Anxiolytic-like effect of mirtazapine mediates its effect in the median raphe nucleus

Abstract

Mirtazapine, a noradrenergic and specific serotonergic antidepressant (NaSSA), blocks the α₂-adrenergic autoreceptors and heteroreceptors, which are responsible for controlling noradrenaline and 5-hydroxytryptamine (5-HT) release. Though preclinical and clinical studies have shown that mirtazapine exerts an anxiolytic action, its precise brain target sites remain unclear. In the present study, we investigated the brain area(s) in which mirtazapine exerts its anxiolytic-like effects on the expression of contextual conditioned freezing in rats. Mirtazapine (3 μg/site) was directly injected into three brain structures, the median raphe nucleus (MRN), hippocampus and amygdala. Freezing behavior tests were carried out 10 min after injections. Our results showed that the intra-MRN injection of mirtazapine reduced freezing significantly, whereas injections into the hippocampus or the amygdala did not. In addition, the intra-MRN injection of mirtazapine did not affect locomotor activity. These results suggest that the anxiolytic-like effect of mirtazapine might be mediated by its action on the MRN.

Introduction

Mirtazapine, an antagonist of central α₂-adrenergic autoreceptors and heteroreceptors, and postsynaptic 5-hydroxytryptamine₂ (5-HT₂) and 5-HT₃ receptors, achieves its unique therapeutic effect by enhancing noradrenaline and serotonin release (Millan, 2006, Yamauchi et al., 2012). Several clinical trials demonstrated the effectiveness of mirtazapine in the treatment of not only depression but also anxiety disorders, including post-traumatic stress disorder (Davidson et al., 2003), generalized anxiety disorder (Gambi et al., 2005), panic disorder (Ribeiro et al., 2001) and social anxiety disorder (Van Veen et al., 2002). Although its beneficial effects in relieving anxiety symptoms and curing anxiety disorders have been reported consistently, the mechanism by which mirtazapine exerts its anxiolytic effect has not been fully clarified.

Evidence from animal experiments also supports the anxiolytic-like effect of mirtazapine. The systemic administration of mirtazapine decreases conditioned freezing behavior in the contextual fear conditioning model (Kakui et al., 2009). A number of studies have demonstrated the reliability of the fear conditioning test as a behavioral paradigm with which to clarify the mechanisms involved in fear and anxiety and to evaluate the efficacy of therapeutic agents such as SSRIs and benzodiazepines in the treatment of anxiety disorders (Inoue et al., 2011). Studies using an in vivo microdialysis technique have found that the acute systemic administration of mirtazapine increases extracellular serotonin concentrations in the hippocampus but not the prefrontal cortex of rats (Yamauchi et al., 2012), suggesting that the anxiolytic effect of mirtazapine might be mediated by the facilitation of central 5-HT neurotransmission in the hippocampus.

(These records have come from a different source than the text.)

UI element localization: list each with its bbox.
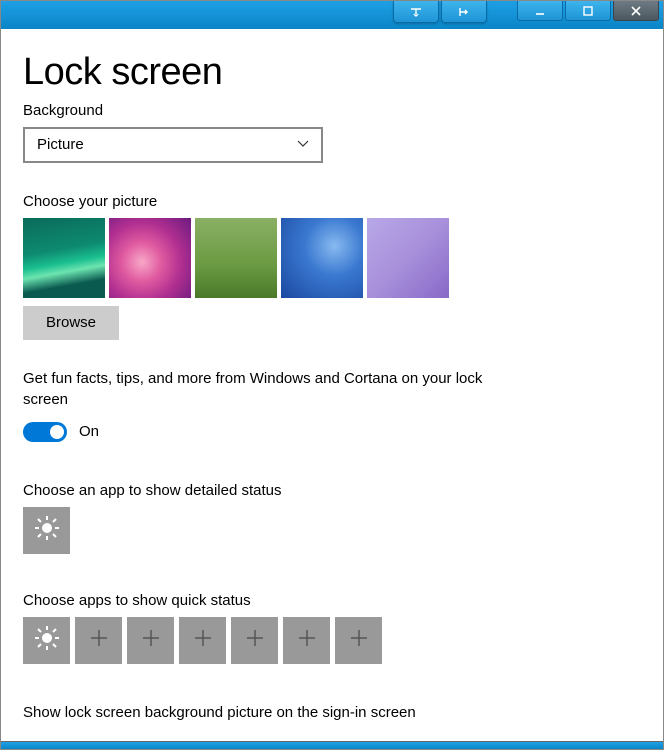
minimize-button[interactable] bbox=[517, 1, 563, 21]
chevron-down-icon bbox=[297, 136, 309, 153]
picture-thumb-1[interactable] bbox=[23, 218, 105, 298]
browse-button[interactable]: Browse bbox=[23, 306, 119, 340]
picture-thumb-5[interactable] bbox=[367, 218, 449, 298]
plus-icon bbox=[89, 628, 109, 652]
maximize-button[interactable] bbox=[565, 1, 611, 21]
detailed-status-label: Choose an app to show detailed status bbox=[23, 482, 641, 499]
quick-app-slot-2[interactable] bbox=[75, 617, 122, 664]
plus-icon bbox=[349, 628, 369, 652]
quick-app-slot-3[interactable] bbox=[127, 617, 174, 664]
toggle-state-label: On bbox=[79, 423, 99, 440]
quick-app-slot-5[interactable] bbox=[231, 617, 278, 664]
page-title: Lock screen bbox=[23, 51, 641, 94]
picture-thumb-4[interactable] bbox=[281, 218, 363, 298]
settings-content: Lock screen Background Picture Choose yo… bbox=[1, 29, 663, 741]
quick-app-slot-6[interactable] bbox=[283, 617, 330, 664]
quick-app-slot-7[interactable] bbox=[335, 617, 382, 664]
fun-facts-toggle[interactable] bbox=[23, 422, 67, 442]
pin-down-button[interactable] bbox=[393, 1, 439, 23]
quick-status-label: Choose apps to show quick status bbox=[23, 592, 641, 609]
background-dropdown[interactable]: Picture bbox=[23, 127, 323, 163]
pin-right-button[interactable] bbox=[441, 1, 487, 23]
choose-picture-label: Choose your picture bbox=[23, 193, 641, 210]
quick-app-slot-1[interactable] bbox=[23, 617, 70, 664]
titlebar bbox=[1, 1, 663, 29]
plus-icon bbox=[193, 628, 213, 652]
detailed-app-slot[interactable] bbox=[23, 507, 70, 554]
weather-icon bbox=[34, 515, 60, 545]
window-footer-strip bbox=[1, 741, 663, 749]
background-selected: Picture bbox=[37, 136, 84, 153]
plus-icon bbox=[297, 628, 317, 652]
plus-icon bbox=[141, 628, 161, 652]
picture-thumb-2[interactable] bbox=[109, 218, 191, 298]
quick-app-slot-4[interactable] bbox=[179, 617, 226, 664]
plus-icon bbox=[245, 628, 265, 652]
picture-thumbnails bbox=[23, 218, 641, 298]
background-label: Background bbox=[23, 102, 641, 119]
close-button[interactable] bbox=[613, 1, 659, 21]
fun-facts-description: Get fun facts, tips, and more from Windo… bbox=[23, 368, 503, 410]
picture-thumb-3[interactable] bbox=[195, 218, 277, 298]
signin-picture-label: Show lock screen background picture on t… bbox=[23, 704, 641, 721]
weather-icon bbox=[34, 625, 60, 655]
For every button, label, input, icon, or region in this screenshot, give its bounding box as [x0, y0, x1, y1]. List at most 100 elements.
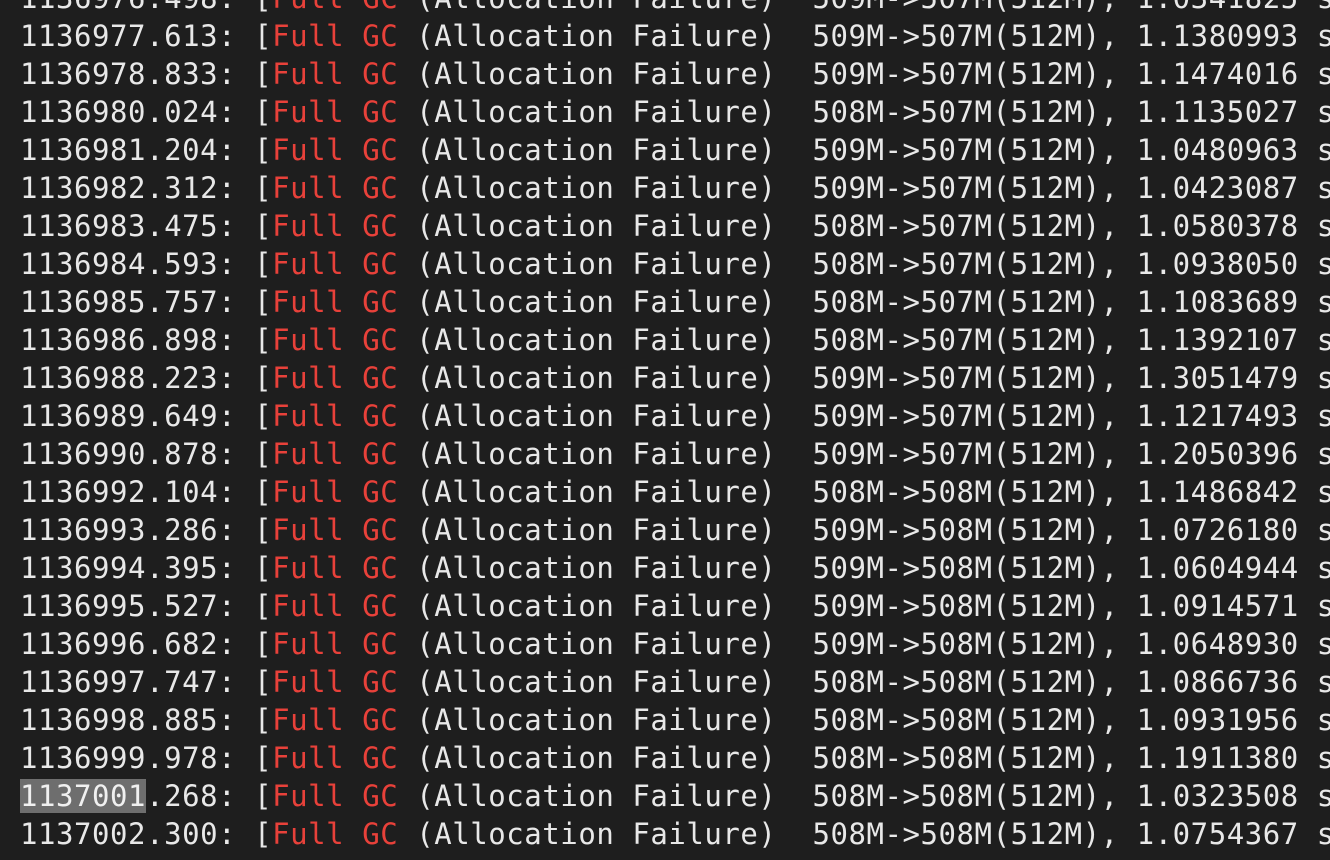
log-line[interactable]: 1136996.682: [Full GC (Allocation Failur…	[20, 625, 1330, 663]
punctuation	[776, 627, 812, 661]
punctuation: ,	[1100, 95, 1137, 129]
log-line[interactable]: 1136982.312: [Full GC (Allocation Failur…	[20, 169, 1330, 207]
punctuation	[1299, 779, 1317, 813]
punctuation	[398, 551, 416, 585]
punctuation: ,	[1100, 703, 1137, 737]
punctuation	[398, 0, 416, 15]
punctuation: : [	[218, 665, 273, 699]
punctuation	[1299, 817, 1317, 851]
duration-unit: secs	[1316, 475, 1330, 509]
memory-change: 508M->508M(512M)	[812, 779, 1101, 813]
duration-unit: secs	[1316, 589, 1330, 623]
log-line[interactable]: 1136985.757: [Full GC (Allocation Failur…	[20, 283, 1330, 321]
log-line[interactable]: 1136980.024: [Full GC (Allocation Failur…	[20, 93, 1330, 131]
duration-unit: secs	[1316, 779, 1330, 813]
punctuation: ,	[1101, 0, 1137, 15]
gc-duration: 1.0914571	[1136, 589, 1299, 623]
log-line[interactable]: 1136983.475: [Full GC (Allocation Failur…	[20, 207, 1330, 245]
punctuation	[1299, 437, 1317, 471]
memory-change: 509M->507M(512M)	[812, 19, 1101, 53]
gc-cause: (Allocation Failure)	[416, 171, 777, 205]
log-line[interactable]: 1136992.104: [Full GC (Allocation Failur…	[20, 473, 1330, 511]
log-line[interactable]: 1136977.613: [Full GC (Allocation Failur…	[20, 17, 1330, 55]
gc-duration: 1.1486842	[1136, 475, 1299, 509]
gc-cause: (Allocation Failure)	[416, 323, 777, 357]
punctuation: : [	[218, 513, 273, 547]
log-line[interactable]: 1136989.649: [Full GC (Allocation Failur…	[20, 397, 1330, 435]
gc-keyword: Full GC	[272, 95, 399, 129]
punctuation: : [	[218, 57, 273, 91]
gc-duration: 1.1911380	[1136, 741, 1299, 775]
punctuation	[776, 323, 812, 357]
gc-keyword: Full GC	[272, 703, 399, 737]
gc-duration: 1.1380993	[1136, 19, 1299, 53]
punctuation	[1299, 513, 1317, 547]
memory-change: 508M->507M(512M)	[812, 247, 1101, 281]
log-line[interactable]: 1136978.833: [Full GC (Allocation Failur…	[20, 55, 1330, 93]
timestamp: 1136981.204	[20, 133, 219, 167]
punctuation: : [	[218, 741, 273, 775]
log-line[interactable]: 1136990.878: [Full GC (Allocation Failur…	[20, 435, 1330, 473]
gc-keyword: Full GC	[272, 247, 399, 281]
punctuation: ,	[1100, 361, 1137, 395]
punctuation	[1299, 665, 1317, 699]
log-output[interactable]: 1136976.498: [Full GC (Allocation Failur…	[20, 0, 1330, 853]
punctuation	[398, 437, 416, 471]
timestamp: 1136985.757	[20, 285, 219, 319]
gc-cause: (Allocation Failure)	[416, 399, 777, 433]
gc-cause: (Allocation Failure)	[416, 551, 777, 585]
memory-change: 508M->507M(512M)	[812, 323, 1101, 357]
punctuation	[1299, 589, 1317, 623]
gc-keyword: Full GC	[272, 437, 399, 471]
log-line[interactable]: 1136984.593: [Full GC (Allocation Failur…	[20, 245, 1330, 283]
duration-unit: secs	[1316, 703, 1330, 737]
gc-cause: (Allocation Failure)	[416, 741, 777, 775]
memory-change: 509M->507M(512M)	[812, 0, 1100, 15]
memory-change: 509M->508M(512M)	[812, 551, 1101, 585]
punctuation	[1299, 475, 1317, 509]
log-line[interactable]: 1136986.898: [Full GC (Allocation Failur…	[20, 321, 1330, 359]
log-line[interactable]: 1136981.204: [Full GC (Allocation Failur…	[20, 131, 1330, 169]
log-line[interactable]: 1136993.286: [Full GC (Allocation Failur…	[20, 511, 1330, 549]
punctuation	[776, 0, 812, 15]
gc-cause: (Allocation Failure)	[416, 665, 777, 699]
gc-keyword: Full GC	[272, 627, 399, 661]
duration-unit: secs	[1316, 399, 1330, 433]
gc-duration: 1.1474016	[1136, 57, 1299, 91]
terminal-window[interactable]: 1136976.498: [Full GC (Allocation Failur…	[0, 0, 1330, 860]
duration-unit: secs	[1316, 627, 1330, 661]
punctuation	[398, 209, 416, 243]
punctuation: ,	[1100, 399, 1137, 433]
log-line[interactable]: 1137001.268: [Full GC (Allocation Failur…	[20, 777, 1330, 815]
gc-duration: 1.1217493	[1136, 399, 1299, 433]
memory-change: 509M->508M(512M)	[812, 627, 1101, 661]
gc-cause: (Allocation Failure)	[416, 285, 777, 319]
duration-unit: secs	[1316, 513, 1330, 547]
log-line[interactable]: 1136997.747: [Full GC (Allocation Failur…	[20, 663, 1330, 701]
punctuation: ,	[1100, 209, 1137, 243]
punctuation	[776, 209, 812, 243]
gc-duration: 1.1392107	[1136, 323, 1299, 357]
log-line[interactable]: 1137002.300: [Full GC (Allocation Failur…	[20, 815, 1330, 853]
log-line[interactable]: 1136998.885: [Full GC (Allocation Failur…	[20, 701, 1330, 739]
log-line[interactable]: 1136999.978: [Full GC (Allocation Failur…	[20, 739, 1330, 777]
gc-keyword: Full GC	[272, 57, 399, 91]
log-line[interactable]: 1136994.395: [Full GC (Allocation Failur…	[20, 549, 1330, 587]
punctuation: : [	[218, 437, 273, 471]
punctuation: : [	[218, 475, 273, 509]
log-line[interactable]: 1136995.527: [Full GC (Allocation Failur…	[20, 587, 1330, 625]
punctuation: : [	[218, 19, 273, 53]
log-line[interactable]: 1136976.498: [Full GC (Allocation Failur…	[20, 0, 1330, 17]
punctuation	[398, 247, 416, 281]
punctuation	[1299, 209, 1317, 243]
memory-change: 509M->507M(512M)	[812, 361, 1101, 395]
log-line[interactable]: 1136988.223: [Full GC (Allocation Failur…	[20, 359, 1330, 397]
gc-duration: 1.1135027	[1136, 95, 1299, 129]
punctuation: ,	[1100, 57, 1137, 91]
punctuation: : [	[218, 209, 273, 243]
punctuation: ,	[1100, 817, 1137, 851]
gc-cause: (Allocation Failure)	[416, 57, 777, 91]
punctuation	[1299, 551, 1317, 585]
memory-change: 509M->507M(512M)	[812, 133, 1101, 167]
gc-duration: 1.0604944	[1136, 551, 1299, 585]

In contextual fear conditioning, the amygdala and hippocampus are two main brain structures implicated in the acquisition, expression and retrieval of fear conditioning (LeDoux, 2000, Maren, 2008). In addition, the median raphe nucleus (MRN) also has an important role in the acquisition and expression of conditioned fear (Almada et al., 2009, Avanzi et al., 2003, Borelli et al., 2005). Lesions or inactivation of the MRN were shown to reduce the expression of contextual fear conditioning (Borelli et al., 2005, Silva et al., 2004). The MRN includes a great density of α₁-adrenoceptors and α₂-adrenoceptors in addition to the high density of 5-HT receptors (Day et al., 1997, Kia et al., 1996, Rosin et al., 1993, Talley et al., 1996). Administration of the α₂-adrenergic agonist, clonidine, into the MRN decreases the level of 5-HT in this nucleus, whereas the administration of an α₂-adrenergic antagonist into the MRN enhances 5-HT release (Adell and Artigas, 1999). These results suggest that α₁- and α₂-adrenoceptors in the MRN may affect contextual conditioned fear by increasing 5-HT release. However, little is known about the sites of anxiolytic action of mirtazapine in the brain.

The aim of this study is to clarify the brain regions where mirtazapine acts as an anxiolytic in contextual conditioned fear. In this study, we examined the effects of intracranial injections of mirtazapine administered directly into the amygdala, hippocampus or MRN on the expression of contextual conditioned fear by using freezing as an index of fear.